On March 18, 2020, the Steelers placed a second-round restricted free agent tender on Feiler. He signed the tender on June 12, 2020. He was named the Steelers starting left guard to begin the season. He started 13 games before suffering a pectoral injury in Week 14. He was placed on injured reserve on December 14, 2020. He was activated from injured reserve on January 9, 2021.

===Los Angeles Chargers===
On March 17, 2021, Feiler signed a three-year, $15 million contract with the Los Angeles Chargers. He was named the starting left guard, and started every game for two seasons.

On March 15, 2023, Feiler was released by the Chargers.

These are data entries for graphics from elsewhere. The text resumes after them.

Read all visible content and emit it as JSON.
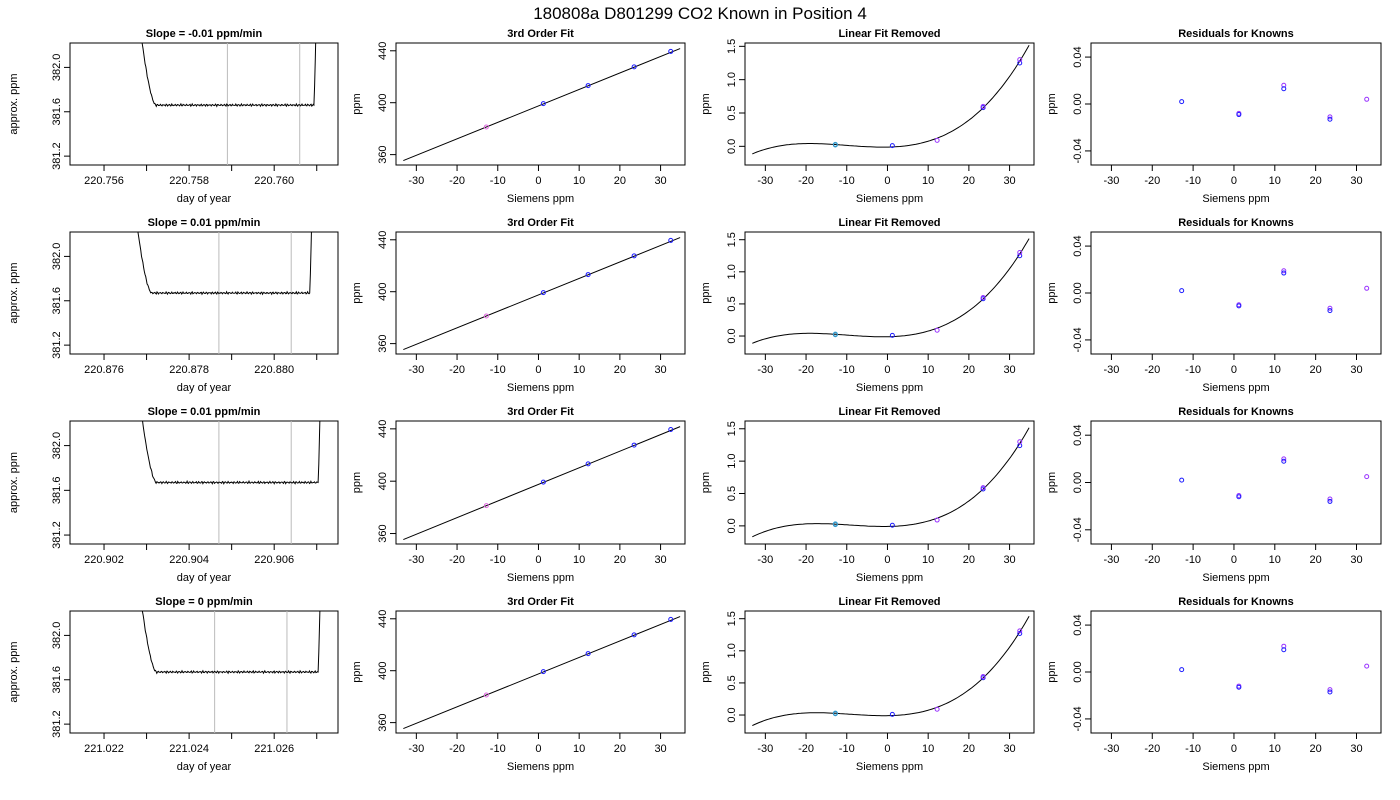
{
  "figure": {
    "title": "180808a      D801299    CO2 Known in Position  4"
  },
  "colors": {
    "axis": "#000000",
    "trace": "#000000",
    "fit_line": "#000000",
    "window_line": "#bbbbbb",
    "point_blue": "#1a1aff",
    "point_purple": "#9933ff",
    "point_magenta": "#e066e0",
    "point_cyan": "#3399cc"
  },
  "chart_data": [
    {
      "type": "line",
      "row": 0,
      "panel": "trace",
      "title": "Slope =  -0.01  ppm/min",
      "xlabel": "day of year",
      "ylabel": "approx. ppm",
      "xlim": [
        220.7552,
        220.7615
      ],
      "ylim": [
        381.12,
        382.22
      ],
      "xticks": [
        220.756,
        220.758,
        220.76
      ],
      "xtick_labels": [
        "220.756",
        "220.758",
        "220.760"
      ],
      "xminor": [
        220.757,
        220.759,
        220.761
      ],
      "yticks": [
        381.2,
        381.6,
        382.0
      ],
      "ytick_labels": [
        "381.2",
        "381.6",
        "382.0"
      ],
      "window": [
        220.7589,
        220.7606
      ],
      "trace_start": 220.7567,
      "trace_end": 220.761,
      "plateau": 381.66
    },
    {
      "type": "line",
      "row": 0,
      "panel": "fit",
      "title": "3rd Order Fit",
      "xlabel": "Siemens ppm",
      "ylabel": "ppm",
      "xlim": [
        -35,
        36
      ],
      "ylim": [
        352,
        446
      ],
      "xticks": [
        -30,
        -20,
        -10,
        0,
        10,
        20,
        30
      ],
      "xtick_labels": [
        "-30",
        "-20",
        "-10",
        "0",
        "10",
        "20",
        "30"
      ],
      "yticks": [
        360,
        400,
        440
      ],
      "ytick_labels": [
        "360",
        "400",
        "440"
      ],
      "x": [
        -12.8,
        1.2,
        12.2,
        23.5,
        32.5
      ],
      "y": [
        381.3,
        399.3,
        413.2,
        427.6,
        439.5
      ],
      "line": [
        [
          -33.2,
          355.4
        ],
        [
          34.8,
          441.7
        ]
      ]
    },
    {
      "type": "line",
      "row": 0,
      "panel": "linear_removed",
      "title": "Linear Fit Removed",
      "xlabel": "Siemens ppm",
      "ylabel": "ppm",
      "xlim": [
        -35,
        36
      ],
      "ylim": [
        -0.28,
        1.55
      ],
      "xticks": [
        -30,
        -20,
        -10,
        0,
        10,
        20,
        30
      ],
      "xtick_labels": [
        "-30",
        "-20",
        "-10",
        "0",
        "10",
        "20",
        "30"
      ],
      "yticks": [
        0.0,
        0.5,
        1.0,
        1.5
      ],
      "ytick_labels": [
        "0.0",
        "0.5",
        "1.0",
        "1.5"
      ],
      "x": [
        -12.8,
        -12.8,
        1.2,
        12.2,
        23.5,
        23.5,
        32.5,
        32.5
      ],
      "y": [
        0.02,
        0.03,
        0.01,
        0.09,
        0.58,
        0.6,
        1.25,
        1.3
      ],
      "curve_range": [
        -33.2,
        34.8
      ]
    },
    {
      "type": "scatter",
      "row": 0,
      "panel": "residuals",
      "title": "Residuals for Knowns",
      "xlabel": "Siemens ppm",
      "ylabel": "ppm",
      "xlim": [
        -35,
        36
      ],
      "ylim": [
        -0.052,
        0.052
      ],
      "xticks": [
        -30,
        -20,
        -10,
        0,
        10,
        20,
        30
      ],
      "xtick_labels": [
        "-30",
        "-20",
        "-10",
        "0",
        "10",
        "20",
        "30"
      ],
      "yticks": [
        -0.04,
        0.0,
        0.04
      ],
      "ytick_labels": [
        "-0.04",
        "0.00",
        "0.04"
      ],
      "x": [
        -12.8,
        1.2,
        1.2,
        12.2,
        12.2,
        23.5,
        23.5,
        32.5
      ],
      "y": [
        0.002,
        -0.008,
        -0.009,
        0.016,
        0.013,
        -0.011,
        -0.013,
        0.004
      ]
    },
    {
      "type": "line",
      "row": 1,
      "panel": "trace",
      "title": "Slope =  0.01  ppm/min",
      "xlabel": "day of year",
      "ylabel": "approx. ppm",
      "xlim": [
        220.8752,
        220.8815
      ],
      "ylim": [
        381.12,
        382.22
      ],
      "xticks": [
        220.876,
        220.878,
        220.88
      ],
      "xtick_labels": [
        "220.876",
        "220.878",
        "220.880"
      ],
      "xminor": [
        220.877,
        220.879,
        220.881
      ],
      "yticks": [
        381.2,
        381.6,
        382.0
      ],
      "ytick_labels": [
        "381.2",
        "381.6",
        "382.0"
      ],
      "window": [
        220.8787,
        220.8804
      ],
      "trace_start": 220.8766,
      "trace_end": 220.8809,
      "plateau": 381.67
    },
    {
      "type": "line",
      "row": 1,
      "panel": "fit",
      "title": "3rd Order Fit",
      "xlabel": "Siemens ppm",
      "ylabel": "ppm",
      "xlim": [
        -35,
        36
      ],
      "ylim": [
        352,
        446
      ],
      "xticks": [
        -30,
        -20,
        -10,
        0,
        10,
        20,
        30
      ],
      "xtick_labels": [
        "-30",
        "-20",
        "-10",
        "0",
        "10",
        "20",
        "30"
      ],
      "yticks": [
        360,
        400,
        440
      ],
      "ytick_labels": [
        "360",
        "400",
        "440"
      ],
      "x": [
        -12.8,
        1.2,
        12.2,
        23.5,
        32.5
      ],
      "y": [
        381.3,
        399.3,
        413.2,
        427.6,
        439.5
      ],
      "line": [
        [
          -33.2,
          355.4
        ],
        [
          34.8,
          441.7
        ]
      ]
    },
    {
      "type": "line",
      "row": 1,
      "panel": "linear_removed",
      "title": "Linear Fit Removed",
      "xlabel": "Siemens ppm",
      "ylabel": "ppm",
      "xlim": [
        -35,
        36
      ],
      "ylim": [
        -0.28,
        1.62
      ],
      "xticks": [
        -30,
        -20,
        -10,
        0,
        10,
        20,
        30
      ],
      "xtick_labels": [
        "-30",
        "-20",
        "-10",
        "0",
        "10",
        "20",
        "30"
      ],
      "yticks": [
        0.0,
        0.5,
        1.0,
        1.5
      ],
      "ytick_labels": [
        "0.0",
        "0.5",
        "1.0",
        "1.5"
      ],
      "x": [
        -12.8,
        -12.8,
        1.2,
        12.2,
        23.5,
        23.5,
        32.5,
        32.5
      ],
      "y": [
        0.02,
        0.03,
        0.01,
        0.09,
        0.58,
        0.6,
        1.25,
        1.3
      ],
      "curve_range": [
        -33.2,
        34.8
      ]
    },
    {
      "type": "scatter",
      "row": 1,
      "panel": "residuals",
      "title": "Residuals for Knowns",
      "xlabel": "Siemens ppm",
      "ylabel": "ppm",
      "xlim": [
        -35,
        36
      ],
      "ylim": [
        -0.052,
        0.052
      ],
      "xticks": [
        -30,
        -20,
        -10,
        0,
        10,
        20,
        30
      ],
      "xtick_labels": [
        "-30",
        "-20",
        "-10",
        "0",
        "10",
        "20",
        "30"
      ],
      "yticks": [
        -0.04,
        0.0,
        0.04
      ],
      "ytick_labels": [
        "-0.04",
        "0.00",
        "0.04"
      ],
      "x": [
        -12.8,
        1.2,
        1.2,
        12.2,
        12.2,
        23.5,
        23.5,
        32.5
      ],
      "y": [
        0.002,
        -0.01,
        -0.011,
        0.019,
        0.017,
        -0.013,
        -0.015,
        0.004
      ]
    },
    {
      "type": "line",
      "row": 2,
      "panel": "trace",
      "title": "Slope =  0.01  ppm/min",
      "xlabel": "day of year",
      "ylabel": "approx. ppm",
      "xlim": [
        220.9012,
        220.9075
      ],
      "ylim": [
        381.12,
        382.22
      ],
      "xticks": [
        220.902,
        220.904,
        220.906
      ],
      "xtick_labels": [
        "220.902",
        "220.904",
        "220.906"
      ],
      "xminor": [
        220.903,
        220.905,
        220.907
      ],
      "yticks": [
        381.2,
        381.6,
        382.0
      ],
      "ytick_labels": [
        "381.2",
        "381.6",
        "382.0"
      ],
      "window": [
        220.9047,
        220.9064
      ],
      "trace_start": 220.9027,
      "trace_end": 220.9071,
      "plateau": 381.67
    },
    {
      "type": "line",
      "row": 2,
      "panel": "fit",
      "title": "3rd Order Fit",
      "xlabel": "Siemens ppm",
      "ylabel": "ppm",
      "xlim": [
        -35,
        36
      ],
      "ylim": [
        352,
        446
      ],
      "xticks": [
        -30,
        -20,
        -10,
        0,
        10,
        20,
        30
      ],
      "xtick_labels": [
        "-30",
        "-20",
        "-10",
        "0",
        "10",
        "20",
        "30"
      ],
      "yticks": [
        360,
        400,
        440
      ],
      "ytick_labels": [
        "360",
        "400",
        "440"
      ],
      "x": [
        -12.8,
        1.2,
        12.2,
        23.5,
        32.5
      ],
      "y": [
        381.3,
        399.3,
        413.2,
        427.6,
        439.5
      ],
      "line": [
        [
          -33.2,
          355.4
        ],
        [
          34.8,
          441.7
        ]
      ]
    },
    {
      "type": "line",
      "row": 2,
      "panel": "linear_removed",
      "title": "Linear Fit Removed",
      "xlabel": "Siemens ppm",
      "ylabel": "ppm",
      "xlim": [
        -35,
        36
      ],
      "ylim": [
        -0.28,
        1.62
      ],
      "xticks": [
        -30,
        -20,
        -10,
        0,
        10,
        20,
        30
      ],
      "xtick_labels": [
        "-30",
        "-20",
        "-10",
        "0",
        "10",
        "20",
        "30"
      ],
      "yticks": [
        0.0,
        0.5,
        1.0,
        1.5
      ],
      "ytick_labels": [
        "0.0",
        "0.5",
        "1.0",
        "1.5"
      ],
      "x": [
        -12.8,
        -12.8,
        1.2,
        12.2,
        23.5,
        23.5,
        32.5,
        32.5
      ],
      "y": [
        0.02,
        0.03,
        0.01,
        0.09,
        0.57,
        0.59,
        1.24,
        1.3
      ],
      "curve_range": [
        -33.2,
        34.8
      ]
    },
    {
      "type": "scatter",
      "row": 2,
      "panel": "residuals",
      "title": "Residuals for Knowns",
      "xlabel": "Siemens ppm",
      "ylabel": "ppm",
      "xlim": [
        -35,
        36
      ],
      "ylim": [
        -0.052,
        0.052
      ],
      "xticks": [
        -30,
        -20,
        -10,
        0,
        10,
        20,
        30
      ],
      "xtick_labels": [
        "-30",
        "-20",
        "-10",
        "0",
        "10",
        "20",
        "30"
      ],
      "yticks": [
        -0.04,
        0.0,
        0.04
      ],
      "ytick_labels": [
        "-0.04",
        "0.00",
        "0.04"
      ],
      "x": [
        -12.8,
        1.2,
        1.2,
        12.2,
        12.2,
        23.5,
        23.5,
        32.5
      ],
      "y": [
        0.002,
        -0.011,
        -0.012,
        0.02,
        0.018,
        -0.014,
        -0.016,
        0.005
      ]
    },
    {
      "type": "line",
      "row": 3,
      "panel": "trace",
      "title": "Slope =  0  ppm/min",
      "xlabel": "day of year",
      "ylabel": "approx. ppm",
      "xlim": [
        221.0212,
        221.0275
      ],
      "ylim": [
        381.12,
        382.22
      ],
      "xticks": [
        221.022,
        221.024,
        221.026
      ],
      "xtick_labels": [
        "221.022",
        "221.024",
        "221.026"
      ],
      "xminor": [
        221.023,
        221.025,
        221.027
      ],
      "yticks": [
        381.2,
        381.6,
        382.0
      ],
      "ytick_labels": [
        "381.2",
        "381.6",
        "382.0"
      ],
      "window": [
        221.0246,
        221.0263
      ],
      "trace_start": 221.0227,
      "trace_end": 221.0271,
      "plateau": 381.67
    },
    {
      "type": "line",
      "row": 3,
      "panel": "fit",
      "title": "3rd Order Fit",
      "xlabel": "Siemens ppm",
      "ylabel": "ppm",
      "xlim": [
        -35,
        36
      ],
      "ylim": [
        352,
        446
      ],
      "xticks": [
        -30,
        -20,
        -10,
        0,
        10,
        20,
        30
      ],
      "xtick_labels": [
        "-30",
        "-20",
        "-10",
        "0",
        "10",
        "20",
        "30"
      ],
      "yticks": [
        360,
        400,
        440
      ],
      "ytick_labels": [
        "360",
        "400",
        "440"
      ],
      "x": [
        -12.8,
        1.2,
        12.2,
        23.5,
        32.5
      ],
      "y": [
        381.3,
        399.3,
        413.2,
        427.6,
        439.5
      ],
      "line": [
        [
          -33.2,
          355.4
        ],
        [
          34.8,
          441.7
        ]
      ]
    },
    {
      "type": "line",
      "row": 3,
      "panel": "linear_removed",
      "title": "Linear Fit Removed",
      "xlabel": "Siemens ppm",
      "ylabel": "ppm",
      "xlim": [
        -35,
        36
      ],
      "ylim": [
        -0.28,
        1.62
      ],
      "xticks": [
        -30,
        -20,
        -10,
        0,
        10,
        20,
        30
      ],
      "xtick_labels": [
        "-30",
        "-20",
        "-10",
        "0",
        "10",
        "20",
        "30"
      ],
      "yticks": [
        0.0,
        0.5,
        1.0,
        1.5
      ],
      "ytick_labels": [
        "0.0",
        "0.5",
        "1.0",
        "1.5"
      ],
      "x": [
        -12.8,
        -12.8,
        1.2,
        12.2,
        23.5,
        23.5,
        32.5,
        32.5
      ],
      "y": [
        0.02,
        0.03,
        0.01,
        0.09,
        0.58,
        0.6,
        1.27,
        1.31
      ],
      "curve_range": [
        -33.2,
        34.8
      ]
    },
    {
      "type": "scatter",
      "row": 3,
      "panel": "residuals",
      "title": "Residuals for Knowns",
      "xlabel": "Siemens ppm",
      "ylabel": "ppm",
      "xlim": [
        -35,
        36
      ],
      "ylim": [
        -0.052,
        0.052
      ],
      "xticks": [
        -30,
        -20,
        -10,
        0,
        10,
        20,
        30
      ],
      "xtick_labels": [
        "-30",
        "-20",
        "-10",
        "0",
        "10",
        "20",
        "30"
      ],
      "yticks": [
        -0.04,
        0.0,
        0.04
      ],
      "ytick_labels": [
        "-0.04",
        "0.00",
        "0.04"
      ],
      "x": [
        -12.8,
        1.2,
        1.2,
        12.2,
        12.2,
        23.5,
        23.5,
        32.5
      ],
      "y": [
        0.002,
        -0.012,
        -0.013,
        0.022,
        0.019,
        -0.015,
        -0.017,
        0.005
      ]
    }
  ]
}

===Tampa Bay Buccaneers===
On April 17, 2023, Feiler was signed by the Tampa Bay Buccaneers. He was named the starting left guard to begin the season. He started six games before missing four due to injury, but ultimately lost his starting job to Aaron Stinnie upon his return.

===Retirement===
After not being signed to a team during the 2024 and 2025 offseason, Feiler presumably retired from playing professional football and is currently an assistant coach for his high school alma mater, Lampeter-Strasburg High School.

==Personal life==
Feiler was born in Strasburg, Pennsylvania to Mark and Beth Feiler. He attended Lampeter-Strasburg High School and played defensive tackle and offensive lineman throughout high school. He graduated in 2014 with a degree in history from Bloomsburg University.

Feiler married Julie Carpenter of Bloomsburg, PA on March 17, 2018.

In his leisure time, Feiler enjoys watching baseball. In college, he followed coverage of the Winter and Summer Olympic Games. He prefers water over Gatorade. Feiler has also stated his favorite cereal is Lucky Charms.